SourceForge Headquarters 225 Broadway Suite 1600 San Diego, CA 92101 +1 (858) 454-5900

On Thu, 2004-05-13 at 08:58, Lachlan Andrew wrote:
> My impression is that the ht://Dig project is basically dead :(  The 
> existing code is of course still functional (and thanks Jim and 
> Gilles for all the support you give to the users!), but I don't think 
> there is enough enthusiasm to either release a new version, either 
> 3.2 or 3.3. If I get enthusiastic in the next couple of weeks, I 
> might still try to put 3.2.0b6 together, but that is about as far as 
> it will go...

  As a user, I'm very sorry to hear this -- I just deployed 3.2.0b5 on a
site I administrate, and I've been very pleased with it.  I've been
waiting until the 3.2.0 release cycle was over to start trying to
contribute some of my tweaks (I also need to talk to my employer about
the legalities first), but I guess if the project is stagnating I should
speak up (there's also the possibility that the imminent death of htdig
just makes this extra silly, of course... *shrug*).  In any case:
  So htdig does a bad job when multiple documents match a search in
similar ways; this shows up particularly when your search query matches
part of the header or footer of a section of your site, or when your
search results include threads from a mailing list archive (in which
case messages within a thread often show up consecutively in the
results, which adds a lot of noise).  I wrote some code (shoehorned in
as a ScoreMatch, more for easy control by the 'sort' parameter than for
any logical reason) which sorts the results once, then reduces the score
of any match which is similar to matches that are higher in the list,
then resorts the results; thus the high-ranked results that are returned
tend to be more unique than otherwise.  This is marginally helpful with
the header/footer problem (though the excerpts are still usually
identical in that case), and very helpful with the mailing-list-thread
problem. AFAICT it doesn't do too much harm to the results in the normal
case.
  We also found it beneficial to tweak results' scores by matching their
URLs against a handmade list of URL pieces and score-hacking factors
(mailing list archives are mediocre, IRC archives are usually unhelpful,
a particular section of documentation is generally very useful) -- I
know this is gross, but it did wonders for the effectiveness of our
search results, and a coworker of mine convinced me that it's not
totally against nature -- humans really do have special knowledge of
which sections of a site are generally "good," and with an hour or so of
tweaking we got things in a state where close results from a "bad"

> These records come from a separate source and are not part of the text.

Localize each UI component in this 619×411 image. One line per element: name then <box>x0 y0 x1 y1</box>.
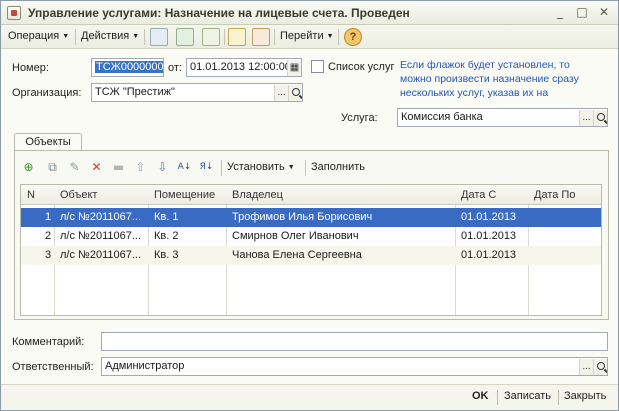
objects-panel: ⊕ ⧉ ✎ ✕ ▬ ⇧ ⇩ A↓ Я↓ Установить ▼ Заполнит… <box>14 150 609 320</box>
save-button[interactable]: Записать <box>504 390 551 402</box>
services-list-hint: Если флажок будет установлен, то можно п… <box>400 59 579 99</box>
move-icon[interactable] <box>150 28 168 46</box>
search-icon <box>596 362 605 370</box>
search-icon <box>596 113 605 121</box>
maximize-icon[interactable]: □ <box>574 4 590 20</box>
cell-owner: Трофимов Илья Борисович <box>232 211 373 223</box>
move-down-icon[interactable]: ⇩ <box>155 160 170 175</box>
service-label: Услуга: <box>341 112 378 124</box>
date-label: от: <box>168 62 182 74</box>
calendar-icon[interactable]: ▦ <box>287 60 301 76</box>
table-header: N Объект Помещение Владелец Дата С Дата … <box>21 185 601 205</box>
grid-toolbar: ⊕ ⧉ ✎ ✕ ▬ ⇧ ⇩ A↓ Я↓ Установить ▼ Заполнит… <box>19 157 604 179</box>
edit-row-icon[interactable]: ✎ <box>67 160 82 175</box>
end-edit-icon[interactable]: ▬ <box>111 160 126 175</box>
organization-select-button[interactable]: ... <box>274 85 288 101</box>
organization-field[interactable]: ТСЖ "Престиж" ... <box>91 83 303 102</box>
column-object[interactable]: Объект <box>60 189 97 201</box>
cell-n: 2 <box>45 230 52 242</box>
document-icon <box>7 6 21 20</box>
cell-n: 1 <box>45 211 52 223</box>
date-field[interactable]: 01.01.2013 12:00:00 ▦ <box>186 58 302 77</box>
cell-room: Кв. 2 <box>154 230 179 242</box>
unpost-document-icon[interactable] <box>252 28 270 46</box>
objects-table: N Объект Помещение Владелец Дата С Дата … <box>20 184 602 316</box>
ok-button[interactable]: OK <box>472 390 489 402</box>
move-up-icon[interactable]: ⇧ <box>133 160 148 175</box>
close-icon[interactable]: ✕ <box>596 4 612 20</box>
document-window: Управление услугами: Назначение на лицев… <box>0 0 619 411</box>
responsible-open-button[interactable] <box>593 359 607 375</box>
responsible-label: Ответственный: <box>12 361 94 373</box>
operation-menu[interactable]: Операция ▼ <box>8 30 69 42</box>
copy-row-icon[interactable]: ⧉ <box>45 160 60 175</box>
search-icon <box>291 88 300 96</box>
add-document-icon[interactable] <box>202 28 220 46</box>
organization-open-button[interactable] <box>288 85 302 101</box>
minimize-icon[interactable]: _ <box>552 4 568 20</box>
cell-owner: Чанова Елена Сергеевна <box>232 249 362 261</box>
footer-bar: OK Записать Закрыть <box>1 384 618 410</box>
cell-date-from: 01.01.2013 <box>461 211 517 223</box>
tab-objects[interactable]: Объекты <box>14 133 82 151</box>
cell-date-from: 01.01.2013 <box>461 230 517 242</box>
table-row[interactable]: 2 л/с №2011067... Кв. 2 Смирнов Олег Ива… <box>21 227 601 246</box>
number-label: Номер: <box>12 62 49 74</box>
post-document-icon[interactable] <box>228 28 246 46</box>
column-owner[interactable]: Владелец <box>232 189 283 201</box>
window-title: Управление услугами: Назначение на лицев… <box>28 6 410 20</box>
cell-room: Кв. 3 <box>154 249 179 261</box>
sort-asc-icon[interactable]: A↓ <box>177 160 192 175</box>
service-select-button[interactable]: ... <box>579 110 593 126</box>
cell-room: Кв. 1 <box>154 211 179 223</box>
cell-owner: Смирнов Олег Иванович <box>232 230 359 242</box>
actions-menu[interactable]: Действия ▼ <box>81 30 139 42</box>
column-date-to[interactable]: Дата По <box>534 189 575 201</box>
delete-row-icon[interactable]: ✕ <box>89 160 104 175</box>
comment-field[interactable] <box>101 332 608 351</box>
responsible-field[interactable]: Администратор ... <box>101 357 608 376</box>
column-room[interactable]: Помещение <box>154 189 215 201</box>
refresh-icon[interactable] <box>176 28 194 46</box>
set-menu[interactable]: Установить ▼ <box>227 161 295 173</box>
number-field[interactable]: ТСЖ00000000 <box>91 58 164 77</box>
add-row-icon[interactable]: ⊕ <box>21 160 36 175</box>
table-row[interactable]: 1 л/с №2011067... Кв. 1 Трофимов Илья Бо… <box>21 208 601 227</box>
column-date-from[interactable]: Дата С <box>461 189 496 201</box>
close-button[interactable]: Закрыть <box>564 390 606 402</box>
responsible-select-button[interactable]: ... <box>579 359 593 375</box>
comment-label: Комментарий: <box>12 336 85 348</box>
title-bar: Управление услугами: Назначение на лицев… <box>1 1 618 25</box>
service-open-button[interactable] <box>593 110 607 126</box>
services-list-label: Список услуг <box>328 61 395 73</box>
cell-date-from: 01.01.2013 <box>461 249 517 261</box>
fill-button[interactable]: Заполнить <box>311 161 365 173</box>
cell-n: 3 <box>45 249 52 261</box>
table-row[interactable]: 3 л/с №2011067... Кв. 3 Чанова Елена Сер… <box>21 246 601 265</box>
cell-object: л/с №2011067... <box>60 249 142 261</box>
sort-desc-icon[interactable]: Я↓ <box>199 160 214 175</box>
organization-label: Организация: <box>12 87 82 99</box>
goto-menu[interactable]: Перейти ▼ <box>280 30 334 42</box>
help-icon[interactable]: ? <box>344 28 362 46</box>
main-toolbar: Операция ▼ Действия ▼ Перейти ▼ ? <box>1 25 618 49</box>
services-list-checkbox[interactable] <box>311 60 324 73</box>
cell-object: л/с №2011067... <box>60 230 142 242</box>
service-field[interactable]: Комиссия банка ... <box>397 108 608 127</box>
column-n[interactable]: N <box>27 189 35 201</box>
cell-object: л/с №2011067... <box>60 211 142 223</box>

section are presented above loose results from a "good" section when
appropriate (more or less).
  It seems to me that it would be useful to generalize these little
hacks into a search parameter listing which hacks should be applied; for
example, to select the two score hacks described in the above paragraphs
you could specify 'result_hacks=unique,urlmatch' in the search query or
htdig.conf.  htdig already has a couple of result hacks that could fit
into this scheme (backlink_factor and date_factor), and I can think of
one more at least that I'd like to add in my copious free time.  It
certainly would seem right to me to be able (a) to add stuff like the
above tweaks to the codebase without forcing everyone to care about it,
and (b) to test, tweak, and reorder the scoring hacks from a query
parameter while trying to get things configured to work well.
  As I said, I've got (wrongly-integrated) code for the two tweaks I
mentioned, which I can try to get into a presentable state, and I might
be able to find time semi-soon to do the work for the general
result_hacks parameter, if there are people that think either of those
would be worthwhile.  Are there such people?